I see that with Aven. And I thought that if you ever could, if you ever thought I was worth it—maybe it could be true. That I could be worth it.”

  I’m caught, bridged between both his arms. Frozen, listening as he tells me these things I never could’ve imagined he’d say. I want to reach for him. I don’t let myself—nothing’s changed; I still don’t understand him—but in my mind, my hand is coiling itself in his bright hair. Next thing I know, it’s no longer in my mind. I’m touching his scalp, tracing my fingers down his nape. His hair bristles.

  His breath stops short; I like hearing that—No. Dropping my hand quickly, I fold my arms behind my back. I don’t want to touch him. It just adds fuel to my weakness.

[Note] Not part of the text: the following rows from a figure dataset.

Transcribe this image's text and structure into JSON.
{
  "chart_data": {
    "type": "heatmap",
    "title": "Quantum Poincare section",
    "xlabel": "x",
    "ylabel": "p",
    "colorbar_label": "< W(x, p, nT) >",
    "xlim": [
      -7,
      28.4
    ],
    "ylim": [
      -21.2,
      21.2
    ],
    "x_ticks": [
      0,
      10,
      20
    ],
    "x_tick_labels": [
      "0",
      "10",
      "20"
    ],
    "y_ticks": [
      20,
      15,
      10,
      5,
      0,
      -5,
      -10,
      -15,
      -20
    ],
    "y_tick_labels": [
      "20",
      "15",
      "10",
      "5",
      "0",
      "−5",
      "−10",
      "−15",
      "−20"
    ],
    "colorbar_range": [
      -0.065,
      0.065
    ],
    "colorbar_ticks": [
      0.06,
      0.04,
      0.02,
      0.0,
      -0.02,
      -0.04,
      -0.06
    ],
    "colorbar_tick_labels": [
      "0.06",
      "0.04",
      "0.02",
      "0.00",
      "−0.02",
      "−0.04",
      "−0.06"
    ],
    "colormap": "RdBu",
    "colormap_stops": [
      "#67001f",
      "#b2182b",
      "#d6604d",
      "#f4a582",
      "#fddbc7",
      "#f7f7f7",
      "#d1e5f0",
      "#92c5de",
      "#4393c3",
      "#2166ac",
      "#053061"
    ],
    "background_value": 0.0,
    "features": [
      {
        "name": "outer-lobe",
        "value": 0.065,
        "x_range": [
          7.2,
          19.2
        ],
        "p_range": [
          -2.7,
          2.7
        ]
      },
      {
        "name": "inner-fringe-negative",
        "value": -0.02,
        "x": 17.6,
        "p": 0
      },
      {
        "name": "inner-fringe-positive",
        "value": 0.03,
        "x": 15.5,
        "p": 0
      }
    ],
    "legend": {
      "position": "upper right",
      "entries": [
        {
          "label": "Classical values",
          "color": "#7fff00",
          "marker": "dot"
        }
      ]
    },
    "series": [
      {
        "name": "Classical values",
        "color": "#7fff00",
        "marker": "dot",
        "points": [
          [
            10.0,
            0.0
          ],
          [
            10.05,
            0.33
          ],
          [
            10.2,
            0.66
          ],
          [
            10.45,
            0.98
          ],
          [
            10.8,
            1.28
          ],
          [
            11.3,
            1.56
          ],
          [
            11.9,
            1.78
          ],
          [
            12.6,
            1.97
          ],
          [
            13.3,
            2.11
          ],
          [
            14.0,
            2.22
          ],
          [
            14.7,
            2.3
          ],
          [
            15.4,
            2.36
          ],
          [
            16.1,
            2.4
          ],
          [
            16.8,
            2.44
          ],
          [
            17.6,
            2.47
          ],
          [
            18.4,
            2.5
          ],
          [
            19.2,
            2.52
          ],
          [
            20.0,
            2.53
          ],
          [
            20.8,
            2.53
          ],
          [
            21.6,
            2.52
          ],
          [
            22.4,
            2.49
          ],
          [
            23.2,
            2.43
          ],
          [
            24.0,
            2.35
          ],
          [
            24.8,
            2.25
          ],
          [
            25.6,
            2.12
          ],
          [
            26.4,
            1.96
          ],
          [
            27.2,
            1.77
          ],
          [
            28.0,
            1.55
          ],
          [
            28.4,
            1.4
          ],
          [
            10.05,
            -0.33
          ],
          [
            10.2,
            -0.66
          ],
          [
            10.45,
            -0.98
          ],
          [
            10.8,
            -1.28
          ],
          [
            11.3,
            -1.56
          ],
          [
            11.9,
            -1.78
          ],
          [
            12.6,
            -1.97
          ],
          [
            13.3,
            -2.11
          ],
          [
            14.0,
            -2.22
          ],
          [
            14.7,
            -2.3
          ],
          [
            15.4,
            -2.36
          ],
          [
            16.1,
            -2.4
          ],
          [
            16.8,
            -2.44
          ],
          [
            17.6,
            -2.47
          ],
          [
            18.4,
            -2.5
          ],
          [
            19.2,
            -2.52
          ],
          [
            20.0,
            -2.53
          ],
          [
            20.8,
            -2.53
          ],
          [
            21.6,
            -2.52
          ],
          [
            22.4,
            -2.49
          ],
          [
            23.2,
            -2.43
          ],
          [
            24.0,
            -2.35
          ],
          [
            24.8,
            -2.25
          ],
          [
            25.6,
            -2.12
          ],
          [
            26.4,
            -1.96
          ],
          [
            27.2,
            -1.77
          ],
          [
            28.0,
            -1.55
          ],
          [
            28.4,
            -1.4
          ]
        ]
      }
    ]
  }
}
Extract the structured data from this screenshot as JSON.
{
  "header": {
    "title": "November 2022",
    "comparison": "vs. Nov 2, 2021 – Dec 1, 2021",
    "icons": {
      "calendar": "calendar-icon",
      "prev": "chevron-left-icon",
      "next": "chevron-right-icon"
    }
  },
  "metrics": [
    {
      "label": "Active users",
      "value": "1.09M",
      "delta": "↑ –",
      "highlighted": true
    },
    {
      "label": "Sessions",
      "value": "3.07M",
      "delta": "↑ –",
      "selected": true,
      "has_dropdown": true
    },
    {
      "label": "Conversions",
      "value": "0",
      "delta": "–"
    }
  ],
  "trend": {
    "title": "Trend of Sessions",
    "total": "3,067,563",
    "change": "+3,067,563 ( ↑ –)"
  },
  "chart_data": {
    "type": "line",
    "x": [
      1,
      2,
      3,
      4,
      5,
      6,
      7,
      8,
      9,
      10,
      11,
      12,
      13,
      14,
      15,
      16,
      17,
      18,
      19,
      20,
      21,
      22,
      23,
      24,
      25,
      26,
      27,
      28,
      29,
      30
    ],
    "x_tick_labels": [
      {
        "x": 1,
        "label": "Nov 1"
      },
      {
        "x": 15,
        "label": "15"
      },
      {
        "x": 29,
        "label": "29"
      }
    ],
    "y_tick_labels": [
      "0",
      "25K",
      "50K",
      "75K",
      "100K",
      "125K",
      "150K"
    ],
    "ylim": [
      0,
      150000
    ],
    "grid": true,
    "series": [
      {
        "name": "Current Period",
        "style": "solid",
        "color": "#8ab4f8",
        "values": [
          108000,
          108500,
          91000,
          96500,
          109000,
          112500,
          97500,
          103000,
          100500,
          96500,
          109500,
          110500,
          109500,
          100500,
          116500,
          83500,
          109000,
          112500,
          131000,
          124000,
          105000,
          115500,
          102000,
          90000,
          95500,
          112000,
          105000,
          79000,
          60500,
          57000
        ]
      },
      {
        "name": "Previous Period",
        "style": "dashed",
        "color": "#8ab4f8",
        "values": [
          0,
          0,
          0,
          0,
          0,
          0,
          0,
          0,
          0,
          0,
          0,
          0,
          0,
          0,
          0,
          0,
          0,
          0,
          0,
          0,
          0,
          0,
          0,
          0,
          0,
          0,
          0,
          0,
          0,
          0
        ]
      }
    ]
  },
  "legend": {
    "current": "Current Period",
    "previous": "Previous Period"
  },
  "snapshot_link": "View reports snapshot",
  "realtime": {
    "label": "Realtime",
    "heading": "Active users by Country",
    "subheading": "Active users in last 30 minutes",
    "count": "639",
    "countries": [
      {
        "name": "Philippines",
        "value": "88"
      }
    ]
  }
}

  Derek’s brown eyes hold me to the wall. “Ren, you live harder . . . you love harder than anyone I’ve met. I wanted to earn it. And then I thought you were gone, and that it was too late. For me. For me to love you back,” he says. He drops his forehead against me so it’s cradled by my neck.

  My tongue is blank. In my mouth, no words. The thoughts I had—all stunned away. I vaguely recall not wanting this—him, but all I’m left with are my vertebrae—each one a trigger, counting down to closer.

  “Saving Aven was like saving a part of you. The part that you loved the most. The part I wanted to get to know,” he breathes, shaky.

  Word by word, I’m unfolded. I wish my heart were made of paper, so I could write each one down where it belongs. As he traces his nose up the line of my neck, all the way to my ear, I know my heart will never be paper. Paper’s way too quiet. Bullet rounds, maybe. Rapid-fire.

  Then, he pulls away. He searches my face. Eyes my mouth, thirsty. Like he’s never had a drop in his life. Leans in. With only millimeters to go, he stops. Miles and miles of millimeters, charged, electric power lines—“I don’t want the same regret twice.”

  His lips are on mine, slow at first, hesitant, almost a tremble to them. Like he’s afraid. A moment later, he’s not. He’s the tide under a megawatt moon and this kiss is the ocean. Surge, then rush. No end to it.